Rafael Muñoz Medina (September 5, 1900 – September 2, 1961) was a Puerto Rican double bassist and big band director. His repertoire consistent mainly of guarachas, congas and boleros. He was a prolific bandleader from 1929 until his retirement in the 1950s. His hits include "Sandunguera", "El hueso de María", "La conga del 39" and "Ojos malvados". The primary lead vocalists of his orchestra were José Luis Moneró, Félix Castrillón and his son Raffi Muñoz. Other singers that performed with his band were Tony Sánchez and Irma Morillo.

==Life and career==
Born in Quebradillas, Puerto Rico in 1911, Muñoz was chosen to replace Don Rivero as the band leader of the Orquesta del Escambrón Beach Club in 1934, after which it became known as the Rafael Muñoz Orchestra. Its members included among others the pianist Noro Morales and vocalist José Luis Moneró.

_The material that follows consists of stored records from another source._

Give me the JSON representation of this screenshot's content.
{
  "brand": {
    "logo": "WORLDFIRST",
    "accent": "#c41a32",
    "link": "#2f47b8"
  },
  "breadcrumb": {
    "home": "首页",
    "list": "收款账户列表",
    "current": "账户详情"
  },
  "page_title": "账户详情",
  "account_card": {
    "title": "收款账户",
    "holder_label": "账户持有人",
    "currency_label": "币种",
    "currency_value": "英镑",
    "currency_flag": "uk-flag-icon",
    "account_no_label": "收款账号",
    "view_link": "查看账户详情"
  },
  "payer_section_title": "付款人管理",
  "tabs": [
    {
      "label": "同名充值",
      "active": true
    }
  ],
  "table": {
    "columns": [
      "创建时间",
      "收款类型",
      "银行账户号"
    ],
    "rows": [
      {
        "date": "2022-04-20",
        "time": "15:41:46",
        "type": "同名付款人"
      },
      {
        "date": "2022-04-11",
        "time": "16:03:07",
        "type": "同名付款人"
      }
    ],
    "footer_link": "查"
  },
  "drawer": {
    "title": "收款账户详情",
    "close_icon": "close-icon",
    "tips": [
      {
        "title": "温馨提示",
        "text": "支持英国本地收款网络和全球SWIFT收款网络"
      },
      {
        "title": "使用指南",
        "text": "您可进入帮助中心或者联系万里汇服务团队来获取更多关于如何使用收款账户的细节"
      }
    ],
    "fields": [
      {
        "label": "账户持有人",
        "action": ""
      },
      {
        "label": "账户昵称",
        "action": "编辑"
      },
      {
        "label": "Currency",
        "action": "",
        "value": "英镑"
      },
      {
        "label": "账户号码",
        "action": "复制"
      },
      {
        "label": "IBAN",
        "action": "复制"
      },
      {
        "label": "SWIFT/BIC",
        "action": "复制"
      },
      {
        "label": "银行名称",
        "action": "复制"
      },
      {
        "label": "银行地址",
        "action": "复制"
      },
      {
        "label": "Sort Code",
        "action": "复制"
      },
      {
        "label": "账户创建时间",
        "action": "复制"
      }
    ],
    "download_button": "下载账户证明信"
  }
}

Muñoz was the director in charge of the musical score of the film Romance Tropical, the first Puerto Rican movie with sound and the second Spanish movie with sound in the world. It was filmed in 1934. The story of the movie was written by Luis Pales Matos and filmed and produced by Juan Emilio Viguié.

Rafael Muñoz died on September 1, 1961, at age 60. He was buried at the Puerto Rico Memorial Cemetery in Carolina, Puerto Rico.

==Recordings==
RCA Records released several albums of his material in the 1960s.